With over 2 million followers on Instagram and 200,000 on Twitter, it’s clear that Humans of New York (HONY) has garnered a huge following with its inspirational stories about the struggles and joys of everyday people.
While HONY founder, Brandon Stanton, typically allows the social media likes and comments to drive the influence of a story, his encounter with Brooklyn eighth-grader Vidal Chastanet led him take the platform of his blog one step further. Stanton profiled the student for his popular blog and asked the young boy to name the person who influenced him the most. It was his response to the question that prompted Stanton to follow-up with Chastanet and take action on making a difference.
“My principal Ms. Lopez,” Chastanet told Stanton. “When we get in trouble, she doesn’t suspend us. She calls us to her office and explains to us how society was built down around us. And she tells us that each time somebody fails out of school, a new jail cell gets built.”

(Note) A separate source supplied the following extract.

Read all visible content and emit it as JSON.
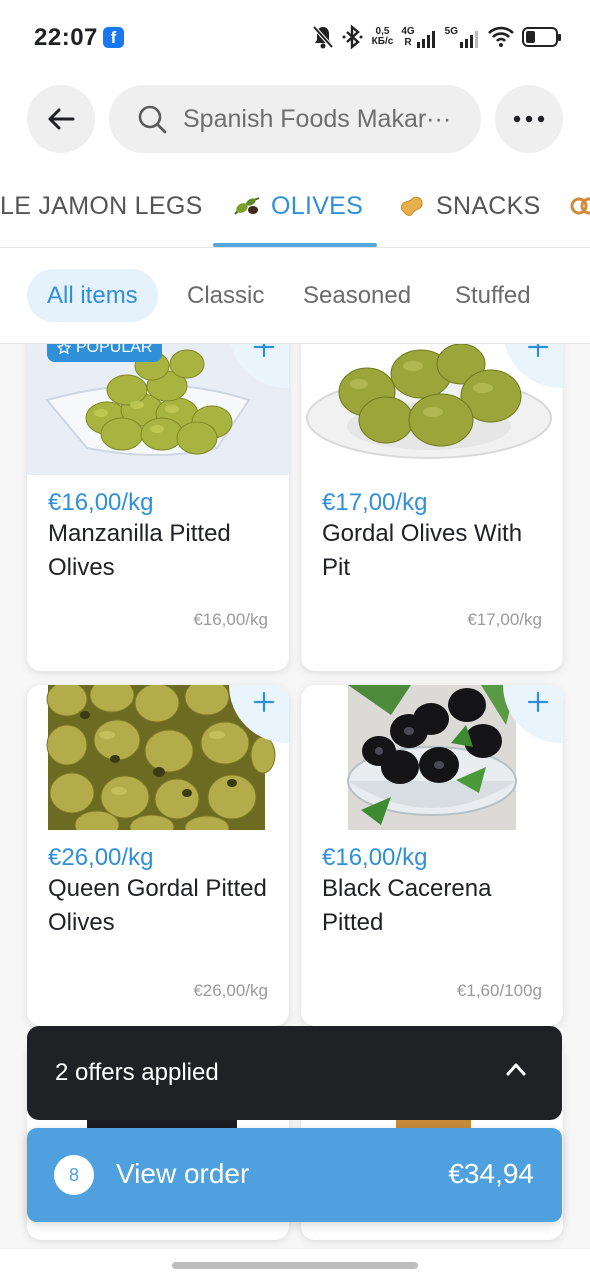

It was this same response that led Stanton to visit the young boy’s school, Mott Hall Bridges Academy in an eastern neighborhood of Brooklyn called Brownsville and meet his principal Ms. Lopez.

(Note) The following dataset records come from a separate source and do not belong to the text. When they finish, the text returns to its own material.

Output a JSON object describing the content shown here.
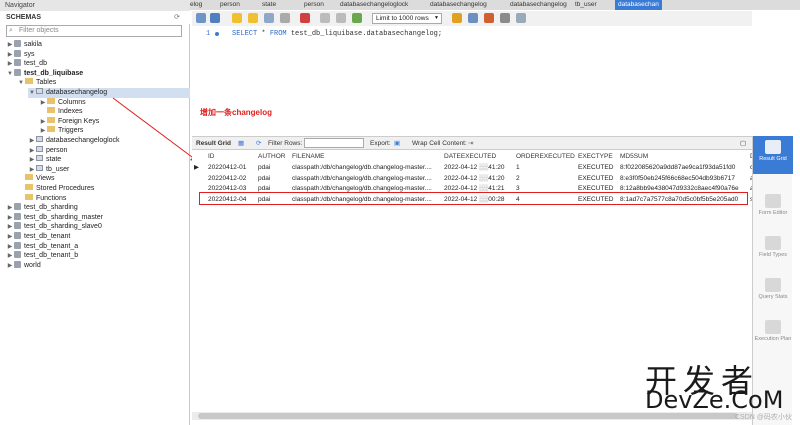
{
  "navigator": {
    "title": "Navigator",
    "schemas_header": "SCHEMAS",
    "filter_placeholder": "Filter objects",
    "tree": [
      {
        "label": "sakila",
        "level": 0,
        "twisty": "▶",
        "icon": "db"
      },
      {
        "label": "sys",
        "level": 0,
        "twisty": "▶",
        "icon": "db"
      },
      {
        "label": "test_db",
        "level": 0,
        "twisty": "▶",
        "icon": "db"
      },
      {
        "label": "test_db_liquibase",
        "level": 0,
        "twisty": "▼",
        "icon": "db",
        "bold": true
      },
      {
        "label": "Tables",
        "level": 1,
        "twisty": "▼",
        "icon": "folder"
      },
      {
        "label": "databasechangelog",
        "level": 2,
        "twisty": "▼",
        "icon": "table",
        "selected": true
      },
      {
        "label": "Columns",
        "level": 3,
        "twisty": "▶",
        "icon": "folder"
      },
      {
        "label": "Indexes",
        "level": 3,
        "twisty": "",
        "icon": "folder"
      },
      {
        "label": "Foreign Keys",
        "level": 3,
        "twisty": "▶",
        "icon": "folder"
      },
      {
        "label": "Triggers",
        "level": 3,
        "twisty": "▶",
        "icon": "folder"
      },
      {
        "label": "databasechangeloglock",
        "level": 2,
        "twisty": "▶",
        "icon": "table"
      },
      {
        "label": "person",
        "level": 2,
        "twisty": "▶",
        "icon": "table"
      },
      {
        "label": "state",
        "level": 2,
        "twisty": "▶",
        "icon": "table"
      },
      {
        "label": "tb_user",
        "level": 2,
        "twisty": "▶",
        "icon": "table"
      },
      {
        "label": "Views",
        "level": 1,
        "twisty": "",
        "icon": "folder"
      },
      {
        "label": "Stored Procedures",
        "level": 1,
        "twisty": "",
        "icon": "folder"
      },
      {
        "label": "Functions",
        "level": 1,
        "twisty": "",
        "icon": "folder"
      },
      {
        "label": "test_db_sharding",
        "level": 0,
        "twisty": "▶",
        "icon": "db"
      },
      {
        "label": "test_db_sharding_master",
        "level": 0,
        "twisty": "▶",
        "icon": "db"
      },
      {
        "label": "test_db_sharding_slave0",
        "level": 0,
        "twisty": "▶",
        "icon": "db"
      },
      {
        "label": "test_db_tenant",
        "level": 0,
        "twisty": "▶",
        "icon": "db"
      },
      {
        "label": "test_db_tenant_a",
        "level": 0,
        "twisty": "▶",
        "icon": "db"
      },
      {
        "label": "test_db_tenant_b",
        "level": 0,
        "twisty": "▶",
        "icon": "db"
      },
      {
        "label": "world",
        "level": 0,
        "twisty": "▶",
        "icon": "db"
      }
    ]
  },
  "tabs": [
    "elog",
    "person",
    "state",
    "person",
    "databasechangeloglock",
    "databasechangelog",
    "databasechangelog",
    "tb_user",
    "databasechan"
  ],
  "toolbar": {
    "limit_label": "Limit to 1000 rows"
  },
  "editor": {
    "line_number": "1",
    "sql_kw1": "SELECT",
    "sql_mid": " * ",
    "sql_kw2": "FROM",
    "sql_rest": " test_db_liquibase.databasechangelog;"
  },
  "annotation": "增加一条changelog",
  "result_toolbar": {
    "result_grid": "Result Grid",
    "filter_rows": "Filter Rows:",
    "export": "Export:",
    "wrap": "Wrap Cell Content:"
  },
  "grid": {
    "columns": [
      "ID",
      "AUTHOR",
      "FILENAME",
      "DATEEXECUTED",
      "ORDEREXECUTED",
      "EXECTYPE",
      "MD5SUM",
      "D"
    ],
    "rows": [
      [
        "20220412-01",
        "pdai",
        "classpath:/db/changelog/db.changelog-master....",
        "2022-04-12 ░░41:20",
        "1",
        "EXECUTED",
        "8:f022085620a9dd87ae9ca1f93da51fd0",
        "cr"
      ],
      [
        "20220412-02",
        "pdai",
        "classpath:/db/changelog/db.changelog-master....",
        "2022-04-12 ░░41:20",
        "2",
        "EXECUTED",
        "8:e3f0f50eb245f66c68ec504db93b6717",
        "ac"
      ],
      [
        "20220412-03",
        "pdai",
        "classpath:/db/changelog/db.changelog-master....",
        "2022-04-12 ░░41:21",
        "3",
        "EXECUTED",
        "8:12a8bb9e438047d9332c8aec4f90a76e",
        "ac"
      ],
      [
        "20220412-04",
        "pdai",
        "classpath:/db/changelog/db.changelog-master....",
        "2022-04-12 ░░00:28",
        "4",
        "EXECUTED",
        "8:1ad7c7a7577c8a70d5c0bf5b5e205ad0",
        "sc"
      ]
    ]
  },
  "right_panel": [
    {
      "label": "Result Grid",
      "active": true
    },
    {
      "label": "Form Editor",
      "active": false
    },
    {
      "label": "Field Types",
      "active": false
    },
    {
      "label": "Query Stats",
      "active": false
    },
    {
      "label": "Execution Plan",
      "active": false
    }
  ],
  "watermark": {
    "line1": "开发者",
    "line2": "DevZe.CoM",
    "line3": "CSDN @码农小伙"
  }
}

“I was so impressed that I wanted to help,” Stanton told the Daily News.
Stanton and Lopez came up with the fundraising idea to pay for Chastanet and his peers to go on annual college visits. Lopez estimated that it would cost $40,000 to send a class of 70 sixth grade students on a field trip to visit Harvard each year. It was then when Stanton created the Indiegogo site to fund the project, with the goal to raise $100,000. Within 24 hours, the campaign page had raised more than $200,000 and as ofÂ today, more than $1 million have been raised, allowing the entire school to go on a trip to Harvard.
“They need to see for themselves that they should never think they’re not good enough for a school like Harvard,” Lopez told the Daily News.
All funds raised over $700,000 will now be used to establish a scholarship fund for the graduates of Mott Hall Bridges Academy. The fund is named The Vidal Fund, in honor of the young boy whose story inspired the whole project.